Ich hatte eine Lesung in Neubrandenburg, das man wegen seiner exponierten Lage am Tollensesee auch das Genf von Mecklenburg Vorpommern nennt. Ich  war in einem Hotel direkt am See untergebracht, vom Frühstücksraum aus sah ich die Sonne über dem Wasser aufgehen, das Schilf färbte sich rot, ein paar Schwäne glitten vorbei. Ich wäre gerne noch ein wenig geblieben, aber mein Zug fuhr um 9.31 Uhr.

Um 9.20 Uhr betrat ich die Bahnhofshalle, an der Anzeigetafel stand, der Zug würde fünfzehn Minuten Verspätung haben. Da es zwar sonnig, aber auch kalt war, wartete ich in der Bahnhofshalle und betrat um 9.40 Uhr den Bahnsteig, der völlig leer war. Ein vorbeieilender Schaffner rief, der Zug sei bereits abgefahren – pünktlich um 9.31 Uhr.

Wütend ging ich durch die lange Unterführung ins Bahnhofsgebäude zurück. Ich fragte die Frau im Reisezentrum, warum denn niemand gesagt habe, dass der Zug nach Berlin doch keine Verspätung hat. Die Frau sah mich gelangweilt an. Sie sagte: „Ach, die Anzeigetafel, das stimmt doch nie, was da dransteht.“ Es klang so, als wüsste das hier jeder Depp. Als würde seit dem 18. Jahrhundert jede Mutter in Neubrandenburg ihren Kindern mehrmals am Tag einbläuen: „Und ihr wisst, was an der Anzeigetafel am Bahnhof steht, das stimmt nicht!“

Dumm sind doch nur die, die denselben Fehler zwei Mal machen

Der nächste Zug fuhr um 10.31 Uhr. Ich ging einen Kaffee trinken und betrat um 10.20 Uhr erneut die Bahnhofshalle. An der Anzeigetafel stand, mein Zug würde fünfzehn Minuten Verspätung haben. Mir war klar: Diesmal lasse ich mich nicht ins Bockshorn jagen. Dumm sind doch nur die, die denselben Fehler zwei Mal machen. Schnurstraks lief ich durch die Unterführung zum Bahnsteig, stellte mich in den eisigen Wind und wartete. Mir taten die Leute leid, die jetzt möglicherweise in der Bahnhofshalle auf den angeblich verspäteten Zug warteten. Aber so ist das Leben nun mal, die einen wissen wie es läuft, die anderen nicht.

Nach zehn Minuten in der Kälte sprang die Anzeigetafel um, es wurde eine Verspätung von dreißig Minuten bekannt gegeben. Was sollte ich jetzt tun? Außer mir war niemand auf dem Bahnsteig, trotzdem zögerte ich, reinzugehen, weil ich fürchtete, der Zug würde genau in diesem Moment am Gleis einfahren. Weitere zwanzig Minuten später sprang die Anzeigetafel erneut um. „Zug fällt aus“, stand dort nun geschrieben.

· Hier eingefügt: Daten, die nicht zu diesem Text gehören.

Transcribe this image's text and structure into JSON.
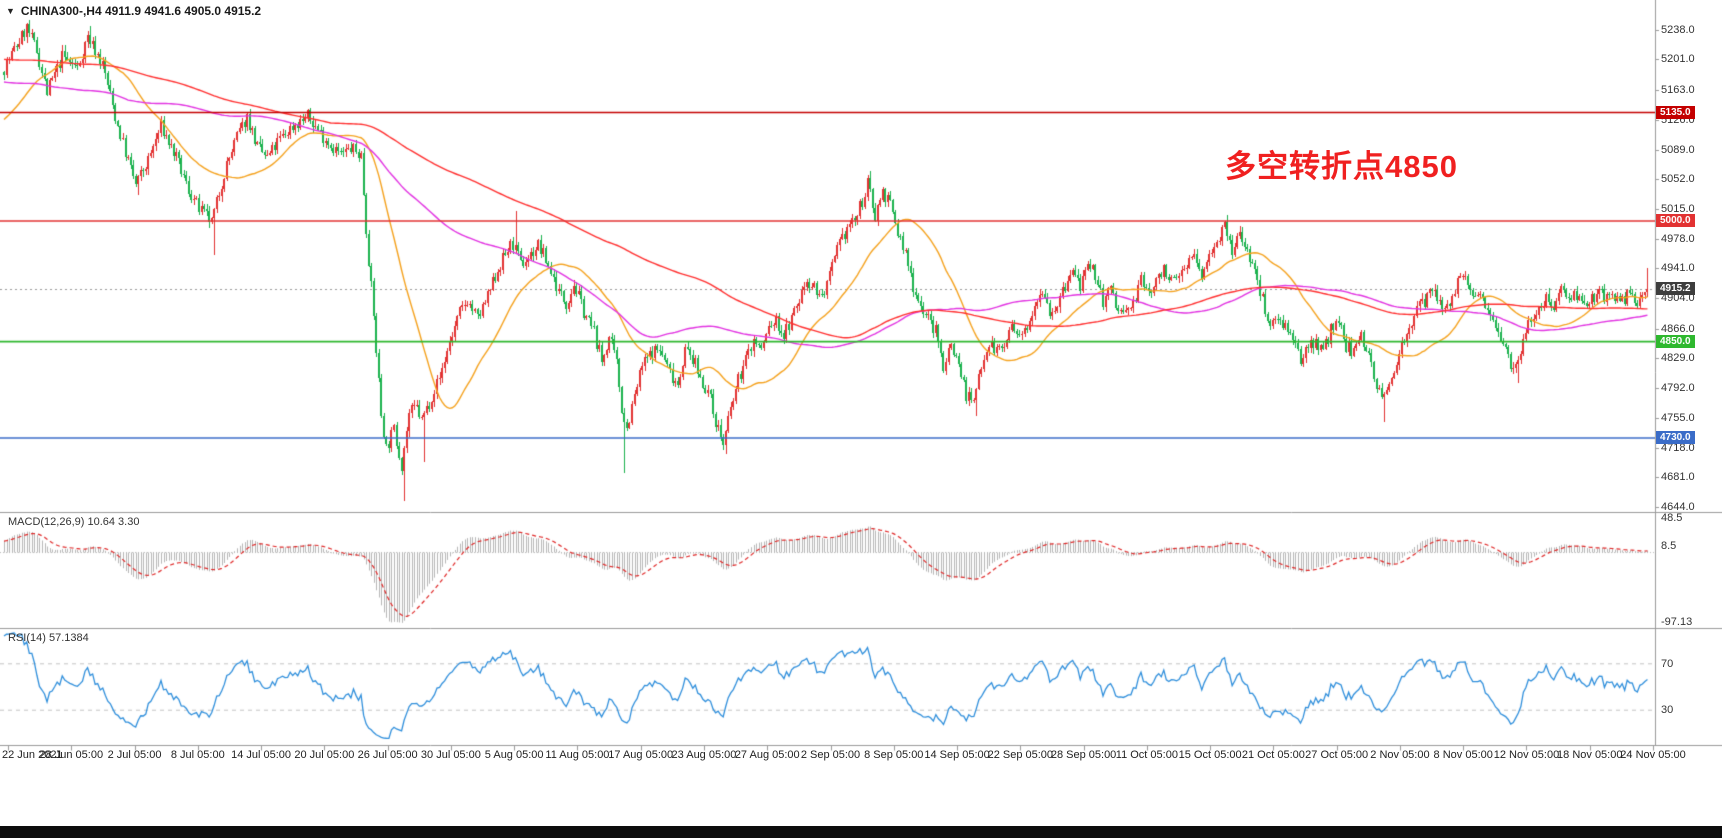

Ich lief zum Bahnhofsgebäude zurück, bebend vor Wut. Die Frau sah mich noch eine Spur gelangweilter an. Sie sagte: „Es wurde doch angezeigt, dass der Zug Verspätung  hat.“

Die Sonne im Gesicht, den Wein im Kopf

Ich taumelte nach draußen und schrieb meiner Frau eine SMS: „Sitze in Neubrandenburg fest, Zukunft ungewiss.“ Ich fühlte mich hilflos, erniedrigt und stapfte erzürnt durch die Straßen, bis ich plötzlich dachte: Egal, ich gehe jetzt zurück zum See.

Der lag glitzernd in der Sonne. Ich ging am Ufer entlang, atmete die frische, kalte Luft, setzte mich auf einen Steg und öffnete die Weißwein-Flasche, die mir die Buchhändlerin nach der Lesung geschenkt hatte. Ich spürte die Sonne in meinem Gesicht, den Wein in meinem Kopf.

Es war herrlich. Später schlenderte ich noch ein wenig durch die Altstadt, wo es erstaunlich viele Glühweinstände gab. Nach zwei Gläsern wirkte die mittelalterliche Stadtmauer sehr imposant. Warum um alles in der Welt habe ich die ganzen Jahre immer erst abends mit dem Trinken angefangen?

Als die Sonne unterging, lief ich zum Bahnhof, Ruhe im Kopf und Frieden im Herzen. Es war mir egal, wann der Zug hier eintreffen würde. Da kam der Zug. Ich stieg ein, sah die Stadt hinter den schmutzigen Wagenfenstern verschwinden, und dachte: Danke, Deutsche Bahn, für diesen wunderbaren Tag!

Bis ich merkte, dass der Zug nicht nach Berlin, sondern nach Stralsund fuhr.